The structure developed a crack in July of 2005 at the 52-acre Ronald J Duke Lake in Ryerson State Park, and was later completely drained by the state’s Department of Conservation and Natural Resources. It still remains dry, according to local newspaper the Herald-Standard.
Earlier this year, the group filed suit with the county court against Consol, claiming the operator is at fault for the damage. Both its Enlow Fork and Bailey mines are active in the area, and the coal being produced from a longwall face is likely the root, the group told the paper.
“We notified Consol that we intend to sue them in relation to the situation at Ryerson Station State Park,” DCNR press secretary Christina Novak said. However, because of the pending litigation, no information is being publicly released.

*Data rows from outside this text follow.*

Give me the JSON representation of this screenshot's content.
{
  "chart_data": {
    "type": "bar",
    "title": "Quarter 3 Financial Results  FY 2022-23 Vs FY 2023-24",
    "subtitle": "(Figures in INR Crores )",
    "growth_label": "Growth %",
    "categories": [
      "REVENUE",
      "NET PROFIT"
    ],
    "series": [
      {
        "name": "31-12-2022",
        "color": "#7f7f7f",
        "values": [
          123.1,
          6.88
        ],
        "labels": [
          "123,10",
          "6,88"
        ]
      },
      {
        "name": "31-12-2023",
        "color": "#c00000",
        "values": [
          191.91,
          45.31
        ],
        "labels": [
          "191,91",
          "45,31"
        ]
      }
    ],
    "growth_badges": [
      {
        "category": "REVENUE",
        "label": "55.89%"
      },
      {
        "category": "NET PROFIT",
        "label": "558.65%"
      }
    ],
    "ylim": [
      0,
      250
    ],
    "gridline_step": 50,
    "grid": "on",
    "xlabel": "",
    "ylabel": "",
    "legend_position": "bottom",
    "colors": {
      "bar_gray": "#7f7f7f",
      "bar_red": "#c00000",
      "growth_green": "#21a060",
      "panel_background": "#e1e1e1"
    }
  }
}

“We are in discussions with the DCNR on their action to give us a notice to sue," said Consol public relations director Joe Cerenzia.
“We are in discussion with them over the situation at Duke Lake and Ryerson Station State Park [and] a potential resolution based on whatever evidence they present to us.”
Neither party was able to report to the Herald-Standard if the cause of the damage has been determined.
James Kleissler, executive director of the Washington-based Center for Coalfield Justice, said a lawsuit is not a good reason to withhold the information.
“There's no real benefit in withholding it from the public,” Kleissler said. “Releasing it to the public would not prevent the DCNR from proceeding with litigation against Consol. It would have to give up its discovery in litigation anyway."
The groups seeking further information are frustrated with its non-disclosure, but more so that the DCNR and Consol are in talks to discuss a solution.
“Pennsylvania's public land agencies are charged with serving the public good, not the private desires of coal corporations,” Center for Coalfield Justice board member Phil Coleman told the news outlet.
“Entering private negotiations with Consol Coal before fulfilling the DCNR's responsibility to inform the public undermines the public trust [in] our State Government.”
Mountain Watershed Association executive director Bev Braverman added: “The loss of the public asset of Duke Lake was not the result of coincidence. The DCNR has compiled a report, but has entered into private negotiations with the coal corporation while keeping their findings hidden from public view.”